26 Feb 2018
Findings published in the UK’s first ever music census have revealed that Glasgow’s live music sector boosts the city’s economy by £80m per year.
The census, carried out in March last year, showed that 63 per cent of Glaswegians attend at least one ticketed concert per month at one of the city’s 241 live music venues. It also found that 2,450 full time jobs are supported by the thriving industry.
The research was conducted by the University of Edinburgh’s Reid School of Music, with volunteers attending gigs and interviewing concert-goers.
It also revealed that the popular Barrowland Ballroom and King Tuts Wah Wah Hut were ranked among the most significant venues for music fans by musicians and audiences UK-wide.

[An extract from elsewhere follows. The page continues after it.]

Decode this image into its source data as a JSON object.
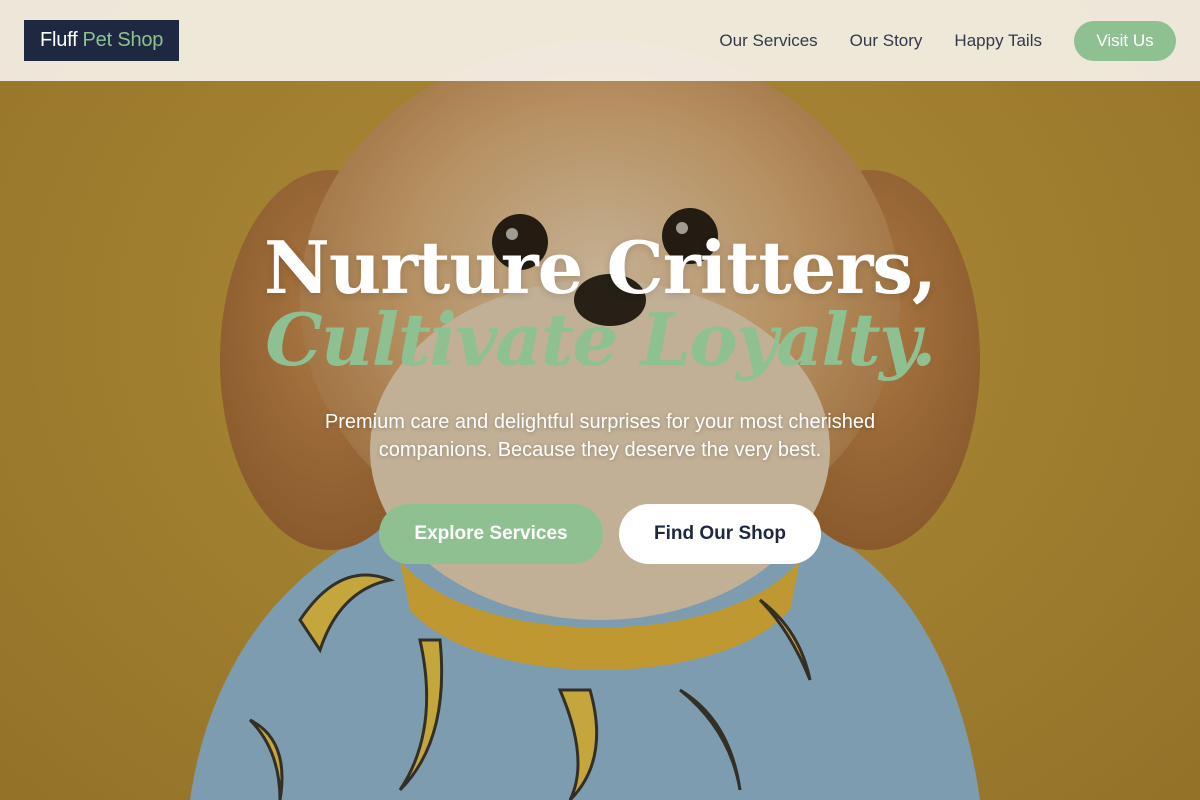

Glasgow was named a UNESCO City of Music in 2008, and is recognised as the UK’s largest music economy outside London.
The research comes at the same time as the industry’s recent win against property developers following a campaign by industry owners, managers and promoters to ensure soundproofing for homes near live venues.
New guidance by the Scottish Government means that the onus is now on property developers to guarantee neighbours are not disturbed, previously a responsibility for businesses.
The Scottish Government said the new guidance recognised “the cultural and economic contribution of Scotland’s music industry, as well as the importance of live music to the vibrancy of our town centres and to our night-time economy.”